Tuesday, April 25, 2017

Honor Guru PAUD Masih Memprihatinkan

| Ilustrasi PAUD |
HERAPRI.ID - Nasib guru Pendidikan Anak Usia Dini (PAUD) di Pacitan, masih memperihatinkan. Di antara mereka, secara sukarela mengajar hanya dengan honor antara Rp 25 ribu hingga Rp 100 ribu per bulan. Dengan gaji yang jauh dari kata layak tersebut, beban kerja mereka tidak sebanding. Mereka dituntut bisa mendidik anak di usia emasnya (golden age) dengan baik.

Ketua Tim Penggerak PKK, Luki Indartato mengatakan, dari 2.558 guru PAUD yang tercatat hingga saat ini, baru sekitar 300 guru yang sudah berstatus PNS. Selebihnya, merupakan tenaga sukarela dengan gaji paling banyak Rp 100 ribu.
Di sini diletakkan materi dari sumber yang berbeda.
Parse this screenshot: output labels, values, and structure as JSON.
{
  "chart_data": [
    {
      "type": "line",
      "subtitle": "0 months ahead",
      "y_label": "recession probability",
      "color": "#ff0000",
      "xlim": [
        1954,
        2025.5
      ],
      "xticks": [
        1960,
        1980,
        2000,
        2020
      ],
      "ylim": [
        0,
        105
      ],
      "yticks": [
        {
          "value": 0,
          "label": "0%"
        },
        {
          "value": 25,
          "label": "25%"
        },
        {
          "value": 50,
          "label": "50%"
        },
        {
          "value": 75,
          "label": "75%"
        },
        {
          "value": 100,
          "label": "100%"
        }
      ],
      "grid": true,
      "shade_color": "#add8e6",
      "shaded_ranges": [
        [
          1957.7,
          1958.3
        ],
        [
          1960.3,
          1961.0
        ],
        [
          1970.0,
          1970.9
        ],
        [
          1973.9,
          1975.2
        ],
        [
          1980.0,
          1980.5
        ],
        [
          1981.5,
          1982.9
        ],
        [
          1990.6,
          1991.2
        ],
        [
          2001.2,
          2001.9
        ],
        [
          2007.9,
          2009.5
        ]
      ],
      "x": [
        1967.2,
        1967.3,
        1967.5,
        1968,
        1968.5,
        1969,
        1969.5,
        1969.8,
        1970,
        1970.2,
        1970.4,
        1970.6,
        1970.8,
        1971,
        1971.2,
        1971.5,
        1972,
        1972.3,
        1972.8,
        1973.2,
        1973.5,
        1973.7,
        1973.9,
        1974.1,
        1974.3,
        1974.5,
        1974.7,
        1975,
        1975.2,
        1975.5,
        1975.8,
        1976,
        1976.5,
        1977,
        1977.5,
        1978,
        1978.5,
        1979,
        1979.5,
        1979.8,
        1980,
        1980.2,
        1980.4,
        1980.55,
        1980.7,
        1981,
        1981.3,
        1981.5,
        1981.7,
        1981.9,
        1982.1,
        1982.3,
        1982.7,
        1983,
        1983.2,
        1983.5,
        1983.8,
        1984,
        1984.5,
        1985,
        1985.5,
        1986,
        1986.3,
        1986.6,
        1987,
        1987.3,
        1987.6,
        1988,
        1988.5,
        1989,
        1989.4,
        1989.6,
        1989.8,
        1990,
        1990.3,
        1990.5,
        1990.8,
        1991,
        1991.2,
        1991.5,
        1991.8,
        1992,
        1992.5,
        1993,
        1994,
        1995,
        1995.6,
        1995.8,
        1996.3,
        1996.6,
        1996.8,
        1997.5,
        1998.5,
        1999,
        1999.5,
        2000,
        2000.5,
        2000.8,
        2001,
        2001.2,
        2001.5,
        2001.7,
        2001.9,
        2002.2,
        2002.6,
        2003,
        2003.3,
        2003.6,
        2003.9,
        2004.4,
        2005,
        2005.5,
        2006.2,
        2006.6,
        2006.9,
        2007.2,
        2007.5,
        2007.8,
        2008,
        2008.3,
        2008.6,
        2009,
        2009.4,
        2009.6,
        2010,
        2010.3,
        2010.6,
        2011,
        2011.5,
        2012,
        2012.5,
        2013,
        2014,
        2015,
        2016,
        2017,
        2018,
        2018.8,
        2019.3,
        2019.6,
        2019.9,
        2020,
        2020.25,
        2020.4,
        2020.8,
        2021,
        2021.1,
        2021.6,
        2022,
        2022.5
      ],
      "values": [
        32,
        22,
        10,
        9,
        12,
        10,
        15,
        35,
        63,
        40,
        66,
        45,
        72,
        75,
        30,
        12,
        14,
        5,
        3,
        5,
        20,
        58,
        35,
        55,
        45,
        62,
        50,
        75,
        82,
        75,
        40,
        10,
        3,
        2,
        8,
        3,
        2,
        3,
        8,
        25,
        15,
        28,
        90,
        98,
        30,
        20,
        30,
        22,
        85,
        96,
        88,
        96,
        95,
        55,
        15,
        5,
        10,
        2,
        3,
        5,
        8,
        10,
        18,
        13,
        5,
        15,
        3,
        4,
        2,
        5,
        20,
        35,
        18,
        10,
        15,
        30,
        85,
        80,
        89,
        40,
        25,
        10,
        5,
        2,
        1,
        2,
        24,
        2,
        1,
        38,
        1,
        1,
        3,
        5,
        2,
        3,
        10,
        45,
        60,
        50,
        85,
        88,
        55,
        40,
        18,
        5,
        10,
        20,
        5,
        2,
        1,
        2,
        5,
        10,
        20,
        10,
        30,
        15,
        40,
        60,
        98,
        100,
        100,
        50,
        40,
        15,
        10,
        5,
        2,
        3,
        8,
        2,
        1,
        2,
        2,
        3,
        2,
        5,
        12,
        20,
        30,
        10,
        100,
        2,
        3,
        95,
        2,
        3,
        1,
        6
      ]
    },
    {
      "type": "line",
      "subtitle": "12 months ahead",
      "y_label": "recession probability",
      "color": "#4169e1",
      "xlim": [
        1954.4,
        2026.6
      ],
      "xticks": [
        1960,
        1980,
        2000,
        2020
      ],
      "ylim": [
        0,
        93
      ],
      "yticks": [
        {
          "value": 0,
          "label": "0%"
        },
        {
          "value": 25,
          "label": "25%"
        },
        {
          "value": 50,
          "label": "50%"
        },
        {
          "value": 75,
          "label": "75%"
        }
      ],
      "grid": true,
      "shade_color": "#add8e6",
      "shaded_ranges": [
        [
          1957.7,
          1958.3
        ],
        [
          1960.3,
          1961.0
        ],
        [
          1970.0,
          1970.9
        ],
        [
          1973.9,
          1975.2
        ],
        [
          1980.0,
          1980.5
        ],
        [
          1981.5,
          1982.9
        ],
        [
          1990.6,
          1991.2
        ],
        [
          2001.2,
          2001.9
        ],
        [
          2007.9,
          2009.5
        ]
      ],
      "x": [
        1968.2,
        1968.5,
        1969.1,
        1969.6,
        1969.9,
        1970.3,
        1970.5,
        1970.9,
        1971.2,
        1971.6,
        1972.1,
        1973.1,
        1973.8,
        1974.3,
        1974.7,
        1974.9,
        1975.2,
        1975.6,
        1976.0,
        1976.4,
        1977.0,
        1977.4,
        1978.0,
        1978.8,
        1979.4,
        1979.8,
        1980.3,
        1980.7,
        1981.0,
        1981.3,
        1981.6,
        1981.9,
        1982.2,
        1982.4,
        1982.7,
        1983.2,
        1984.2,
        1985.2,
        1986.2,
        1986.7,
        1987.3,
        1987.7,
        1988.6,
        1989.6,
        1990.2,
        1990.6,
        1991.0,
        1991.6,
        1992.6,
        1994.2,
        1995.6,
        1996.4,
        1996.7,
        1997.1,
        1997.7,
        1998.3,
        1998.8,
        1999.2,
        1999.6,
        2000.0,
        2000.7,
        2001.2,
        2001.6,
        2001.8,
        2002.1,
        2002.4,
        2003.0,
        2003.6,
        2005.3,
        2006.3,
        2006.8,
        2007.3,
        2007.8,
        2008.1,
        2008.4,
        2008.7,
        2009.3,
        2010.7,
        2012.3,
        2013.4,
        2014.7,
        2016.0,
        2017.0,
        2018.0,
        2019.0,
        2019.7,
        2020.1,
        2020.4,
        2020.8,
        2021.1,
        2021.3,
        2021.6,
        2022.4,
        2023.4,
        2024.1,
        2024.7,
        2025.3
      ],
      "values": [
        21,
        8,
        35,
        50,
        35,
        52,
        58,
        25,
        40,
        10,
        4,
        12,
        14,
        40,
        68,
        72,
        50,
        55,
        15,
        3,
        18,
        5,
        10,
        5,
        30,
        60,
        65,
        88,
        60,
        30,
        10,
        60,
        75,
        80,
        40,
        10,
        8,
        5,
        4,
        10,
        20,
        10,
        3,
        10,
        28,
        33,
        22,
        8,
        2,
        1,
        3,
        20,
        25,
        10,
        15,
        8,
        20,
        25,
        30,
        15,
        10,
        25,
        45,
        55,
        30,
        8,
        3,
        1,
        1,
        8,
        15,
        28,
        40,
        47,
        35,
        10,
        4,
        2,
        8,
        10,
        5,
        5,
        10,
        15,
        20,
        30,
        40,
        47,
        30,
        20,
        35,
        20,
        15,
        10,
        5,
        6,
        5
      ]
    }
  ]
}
Menurut Luki, pemerintah sudah berupaya membantu, dengan mendorong tiap desa menganggarkan kepada PAUD Rp 100 ribu per bulan. Penganggaran tersebut bersumber dari Alokasi Dana Desa (ADD).

Sayangnya, usulan di tiap PAUD kadang tidak sesuai dengan realita di lapangan. Ada yang diusulkan tiga guru di satu PAUD, tetapi ternyata yang mengajar disana ada empat. Jadi, Rp 100 ribu itu dibagi empat.

Menurut Luki, jika dilihat dari nominal yang diterima tiap PAUD, memang tidak seberapa. Tetapi, jika dikalkulasikan, jumlah yang digelontorkan dari ADD untuk guru di 953 PAUD di seluruh Pacitan, per bulan mencapai Rp 220 juta.

Luki menyadari jika beban para guru sangat tidak sebanding dengan kesejahteraan mereka. Tugas mendidik anak usia dini tidaklah mudah. Menurut Luki, di usia tersebut pendidikan yang diterima anak sangat krusial.